Apa Bangai menceritakan padaku tentang alasan Pak Sekgam Marah. Kata dia, Pak Sekgam marah karena di kampung itu baru saja ada sebuah Koran memberitakan tentang buet meukeurabee Pak Sekgam. Koran itu baru saja muncul di kampong itu, namanya Koran Saja. Kata Apa Bangai, usia Koran itu baru mencapai dua hari.
Seorang wartawan di Koran baru itu, namanya AA. Ia menceritakan tentang Pak Sekgam di sudut gampong. Ia bercerita pada seorang wartawan lain yang bekerja di Koran itu juga, namanya UU. AA bilang pada UU bahwa ia berjumpa dengan Pak Sekgam, saat Pak Sekgam pulang dari kampung seberang.
Dengan percaya diri AA mendekati Pak Sekgam. Ia menyapa dengan penuh hormat. Namun di luar dugaan AA, ternyata Pak Sekgam cuek. Ia menoleh sekilas saja, seraya menelepon seseorang yang berkesan akrab.
“Pak, di tahun baru ini, bagaimana tanggapanmu tentang Koran kami?” tanya AA percaya diri.
“Koran kalian, Koran Saja tak profesional, bukan seperti Koran Profesional. Mereka profesional. Kalian membuat tentangku tanpa mewawancaraiku. Lagi pula kalian memuat tentangku bukan sebagai berita, tapi di opini,” jawab Pak Sekgam bangga, bisa sempat menghina wartawan Koran yang telah membuka aibnya, kendati sikap itu sebenarnya menandakan bahwa Pak Sekgam belum bisa bersikap seperti sikap orang besar.
“Kalau begitu, berilah nomor telepon Bapak, agar kami bisa hubungi bila ada berita tentang Bapak,” pinta AA, seraya melirik kiri kanan. Untung saja tak ada orang lain yang mengerti bahasa kampungnya di Bandara itu.
“Gak ada nomor teleponku. Hp-ku rusak. Minta saja nomor ajudanku!” ucap Pak Sekgam sambil menekan tombol Hp-nya.

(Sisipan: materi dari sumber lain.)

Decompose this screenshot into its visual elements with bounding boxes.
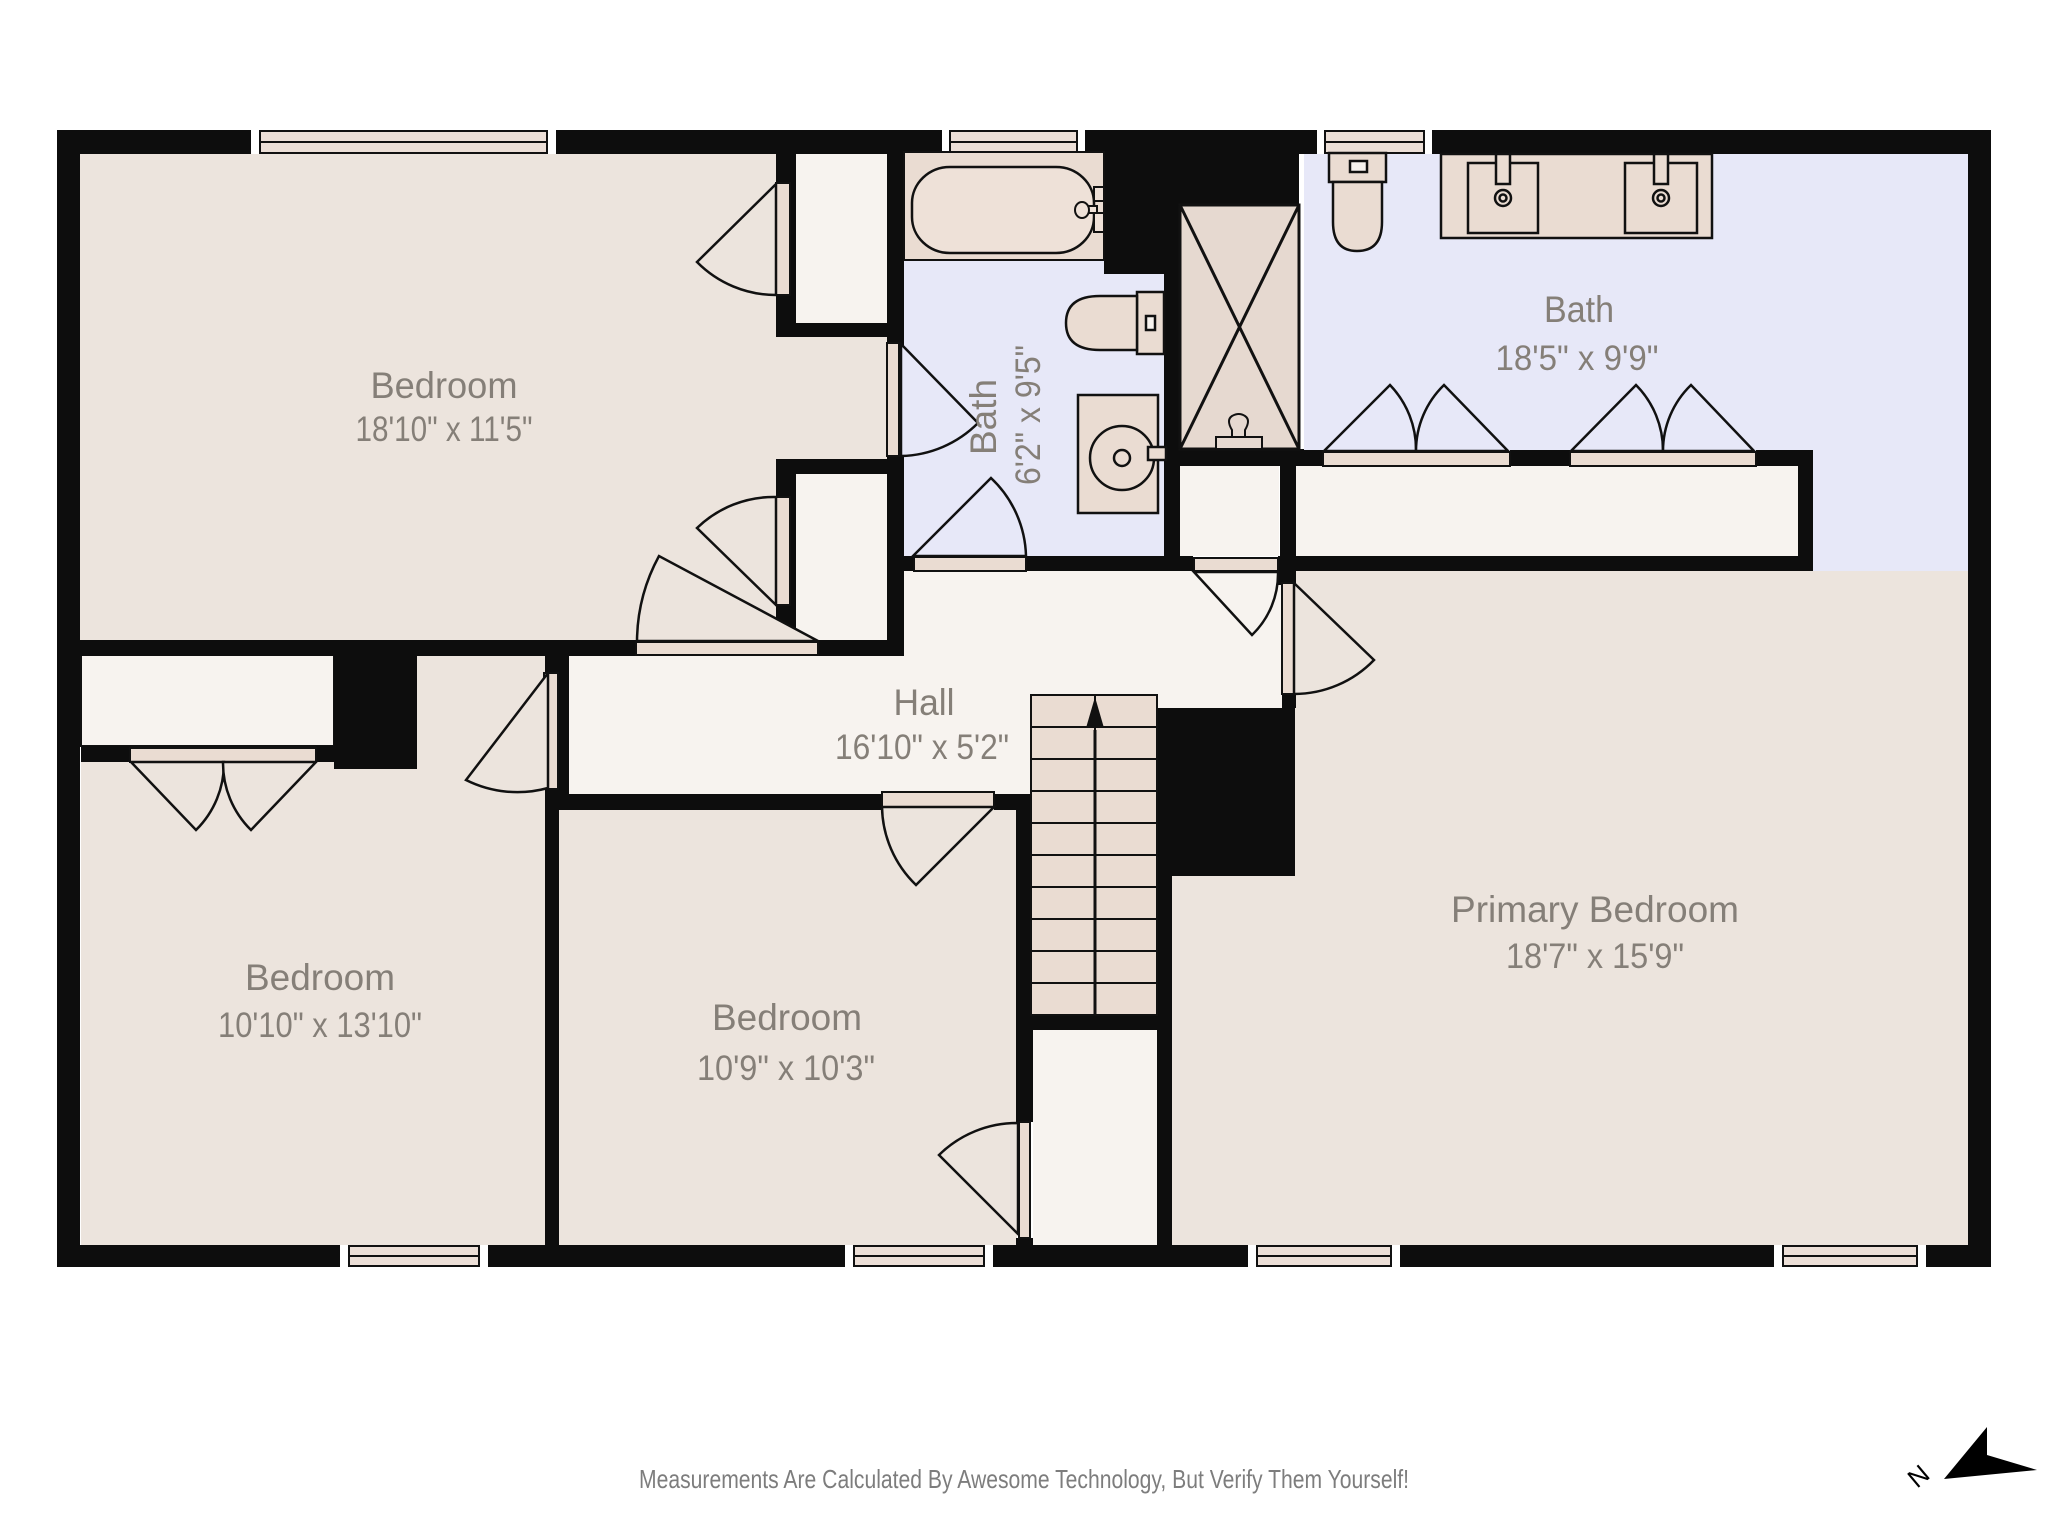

Melihat sikap Pak Sekgam, AA menilai bahwa lelaki tua itu tak takut pada wartawan. AA yang tadi begitu bangga pun meninggalkan Pak Sekgam yang merasa menang, karena bisa memperlihatkan kekuasaannya pada wartawan yang telah mempermalukannya.
AA pun pulang ke kampung. Tanpa melakukan yang lain, ia membuka kamus mencari arti kata ‘profesional.’ Setelah membuka lembaran kuning berkali-kali, ia menemukan arti kata profesional. Di sana ditulis, profesional artinya ‘pemain yang memiliki bayaran tetap.’ Membacanya, AA manggut-manggut, namun masih bingung dan penasaran tentang profesional.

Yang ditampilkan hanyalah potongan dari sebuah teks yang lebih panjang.